Hannover/Rom (epd). In Italien ist die deutsche «Sea-Watch»-Kapitänin Carola Rackete festgenommen worden, nachdem sie ihr Rettungsschiff mit 40 Flüchtlingen in der Nacht zum Samstag den Hafen von Lampedusa gebracht hat. Die Migranten, die mehr als zwei Wochen auf der «Sea-Watch 3» waren, gingen dort an Land, wie italienische Medien berichteten. In Deutschland stieß die Festnahme auf Kritik.
Außenminister Heiko Maas (SPD) appellierte per Twitter an die italienische Justiz, die Vorwürfe schnell zu klären. «Menschenleben zu retten ist eine humanitäre Verpflichtung. Seenotrettung darf nicht kriminalisiert werden», erklärte der Minister.

Italien hatte das Anlegen des Schiffes nicht genehmigt. Es wurde im Hafen umgehend von Polizei und Zollbehörden beschlagnahmt. Die Kapitänin steht nach Angaben der Organisation «See-Watch» unter Hausarrest, während die Staatsanwaltschaft Ermittlungen aufgenommen hat. Ihr werde Beihilfe zur illegalen Einreise vorgeworfen, sagte ein «Sea-Watch»-Sprecher dem Evangelischen Pressedienst (epd). Nach italienischen Medienberichten droht ihr wegen Verstoßes gegen die Schifffahrtsordnung eine Haftstrafe zwischen drei und zehn Jahren. Laut Auswärtigem Amt wird der Fall durch die Botschaft in Rom konsularisch begleitet.

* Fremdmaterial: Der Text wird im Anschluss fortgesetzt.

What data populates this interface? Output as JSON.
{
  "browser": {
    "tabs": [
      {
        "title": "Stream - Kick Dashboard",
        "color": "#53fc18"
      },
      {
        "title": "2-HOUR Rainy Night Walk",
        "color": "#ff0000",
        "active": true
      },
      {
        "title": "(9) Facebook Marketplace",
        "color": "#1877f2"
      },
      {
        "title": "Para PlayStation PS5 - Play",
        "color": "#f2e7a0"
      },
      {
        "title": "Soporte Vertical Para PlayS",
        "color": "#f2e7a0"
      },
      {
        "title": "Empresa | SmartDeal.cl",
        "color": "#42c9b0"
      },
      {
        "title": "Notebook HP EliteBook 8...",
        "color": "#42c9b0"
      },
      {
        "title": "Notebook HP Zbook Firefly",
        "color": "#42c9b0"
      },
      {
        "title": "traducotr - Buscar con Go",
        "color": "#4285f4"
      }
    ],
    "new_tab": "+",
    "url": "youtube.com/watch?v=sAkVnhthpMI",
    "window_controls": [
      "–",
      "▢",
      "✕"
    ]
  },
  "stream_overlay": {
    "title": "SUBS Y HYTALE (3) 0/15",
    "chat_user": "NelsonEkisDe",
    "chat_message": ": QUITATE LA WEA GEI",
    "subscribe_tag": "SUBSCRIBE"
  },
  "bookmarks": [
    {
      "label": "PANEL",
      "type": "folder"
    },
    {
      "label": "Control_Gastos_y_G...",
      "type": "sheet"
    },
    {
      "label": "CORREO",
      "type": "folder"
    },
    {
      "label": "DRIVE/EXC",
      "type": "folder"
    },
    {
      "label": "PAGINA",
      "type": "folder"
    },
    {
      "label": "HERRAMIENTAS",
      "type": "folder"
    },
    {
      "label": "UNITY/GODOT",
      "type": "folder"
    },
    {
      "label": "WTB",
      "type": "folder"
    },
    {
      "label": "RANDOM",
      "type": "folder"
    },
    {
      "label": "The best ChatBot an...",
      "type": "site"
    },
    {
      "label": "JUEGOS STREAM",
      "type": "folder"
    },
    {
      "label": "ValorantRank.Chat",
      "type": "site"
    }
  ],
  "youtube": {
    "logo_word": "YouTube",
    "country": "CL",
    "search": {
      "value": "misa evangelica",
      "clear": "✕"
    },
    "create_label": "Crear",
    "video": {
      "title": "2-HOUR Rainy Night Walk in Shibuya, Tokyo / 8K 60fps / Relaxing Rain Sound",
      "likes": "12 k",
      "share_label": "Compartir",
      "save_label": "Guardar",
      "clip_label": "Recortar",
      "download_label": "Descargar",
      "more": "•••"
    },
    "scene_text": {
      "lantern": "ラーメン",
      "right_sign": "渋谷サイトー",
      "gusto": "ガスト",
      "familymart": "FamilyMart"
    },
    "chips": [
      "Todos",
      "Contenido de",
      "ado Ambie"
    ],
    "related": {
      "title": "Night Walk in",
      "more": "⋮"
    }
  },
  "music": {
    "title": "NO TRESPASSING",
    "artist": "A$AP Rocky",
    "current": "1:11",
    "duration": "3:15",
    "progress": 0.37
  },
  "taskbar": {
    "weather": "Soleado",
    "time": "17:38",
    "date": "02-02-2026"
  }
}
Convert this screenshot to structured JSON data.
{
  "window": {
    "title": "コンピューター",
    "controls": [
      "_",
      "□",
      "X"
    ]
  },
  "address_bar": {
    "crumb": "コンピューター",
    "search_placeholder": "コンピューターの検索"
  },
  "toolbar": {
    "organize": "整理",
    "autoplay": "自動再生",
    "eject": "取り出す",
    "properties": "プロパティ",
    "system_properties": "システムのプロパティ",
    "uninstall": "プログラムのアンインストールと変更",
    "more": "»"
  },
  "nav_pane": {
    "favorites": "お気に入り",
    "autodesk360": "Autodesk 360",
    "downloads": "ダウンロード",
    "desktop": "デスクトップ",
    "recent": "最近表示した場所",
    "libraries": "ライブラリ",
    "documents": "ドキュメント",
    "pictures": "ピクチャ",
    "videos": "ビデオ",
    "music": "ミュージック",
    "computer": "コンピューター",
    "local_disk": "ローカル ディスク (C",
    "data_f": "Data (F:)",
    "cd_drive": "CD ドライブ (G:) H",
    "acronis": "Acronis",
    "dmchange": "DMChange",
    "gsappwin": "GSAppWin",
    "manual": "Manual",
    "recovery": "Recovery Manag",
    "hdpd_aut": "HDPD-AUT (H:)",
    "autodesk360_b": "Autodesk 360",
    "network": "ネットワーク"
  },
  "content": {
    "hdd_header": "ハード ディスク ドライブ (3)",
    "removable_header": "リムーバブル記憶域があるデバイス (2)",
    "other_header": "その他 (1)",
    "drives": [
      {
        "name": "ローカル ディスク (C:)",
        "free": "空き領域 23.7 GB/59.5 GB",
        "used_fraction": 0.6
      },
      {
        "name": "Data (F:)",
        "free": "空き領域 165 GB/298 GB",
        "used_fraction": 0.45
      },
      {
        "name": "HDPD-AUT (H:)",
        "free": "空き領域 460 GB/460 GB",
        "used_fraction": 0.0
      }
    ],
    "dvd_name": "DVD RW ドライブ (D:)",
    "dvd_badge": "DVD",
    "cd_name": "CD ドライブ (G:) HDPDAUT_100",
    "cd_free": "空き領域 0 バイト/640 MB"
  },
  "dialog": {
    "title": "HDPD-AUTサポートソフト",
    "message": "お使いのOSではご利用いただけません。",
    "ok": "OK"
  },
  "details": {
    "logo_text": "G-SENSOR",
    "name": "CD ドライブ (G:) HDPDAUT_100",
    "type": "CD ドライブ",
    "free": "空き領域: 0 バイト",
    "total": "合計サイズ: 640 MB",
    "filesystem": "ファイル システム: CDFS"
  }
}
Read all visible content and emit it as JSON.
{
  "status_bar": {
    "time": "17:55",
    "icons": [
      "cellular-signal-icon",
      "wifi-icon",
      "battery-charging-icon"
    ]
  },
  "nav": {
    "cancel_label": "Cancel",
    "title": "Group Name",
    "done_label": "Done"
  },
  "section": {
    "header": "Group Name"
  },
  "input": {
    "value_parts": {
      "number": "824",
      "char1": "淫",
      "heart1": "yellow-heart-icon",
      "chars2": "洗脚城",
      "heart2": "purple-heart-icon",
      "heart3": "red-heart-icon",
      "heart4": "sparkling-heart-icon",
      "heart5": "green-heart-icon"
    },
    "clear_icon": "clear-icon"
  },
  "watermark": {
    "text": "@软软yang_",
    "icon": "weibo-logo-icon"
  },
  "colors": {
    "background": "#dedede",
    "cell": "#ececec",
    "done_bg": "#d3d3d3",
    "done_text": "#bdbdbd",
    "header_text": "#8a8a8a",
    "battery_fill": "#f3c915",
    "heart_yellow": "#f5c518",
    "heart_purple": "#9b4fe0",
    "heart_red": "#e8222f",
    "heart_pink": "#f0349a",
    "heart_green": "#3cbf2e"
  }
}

Die Evangelische Kirche in Deutschland (EKD) sowie die Grünen kritisierten die Festnahme der Aktivistin scharf. Grünen-Chef Robert Habeck sagte dem «RedaktionsNetzwerk Deutschland» (Sonntag): «Die Verhaftung von Kapitänin Rackete zeigt die Ruchlosigkeit der italienischen Regierung und offenbart das Dilemma der europäischen Flüchtlingspolitik».

Es sei ein Skandal, dass Menschen im Mittelmeer ertränken und es weder sichere Fluchtwege noch Verteilmechanismen für Flüchtlinge in Europa gebe. Der Grünen-Politiker forderte die Bundesregierung auf, sich dafür einsetzen, «dass die Rettung von Ertrinkenden im staatlichen Auftrag oder staatlich organisiert geschieht».

Der EKD-Ratsvorsitzende Heinrich Bedford-Strohm erklärte in Hannover, dass die «Sea-Watch»-Kapitänin beim Anlegen in Lampedusa festgenommen wurde, mache ihn «traurig und zornig»: «Eine junge Frau wird in einem europäischen Land verhaftet, weil sie Menschenleben gerettet hat und die geretteten Menschen sicher an Land bringen will.
Eine Schande für Europa!»

Die Besatzung des Rettungsschiffes hatte am 12. Juni insgesamt 53 Flüchtlinge in Seenot vor Libyen gerettet. Einige der Flüchtlinge durften in den vergangenen Tagen als Notfälle an Land gehen. Eine Rückkehr nach Libyen hatte die Organisation Sea-Watch wegen des Bürgerkriegs und der Menschenrechtsverletzungen dort ausgeschlossen.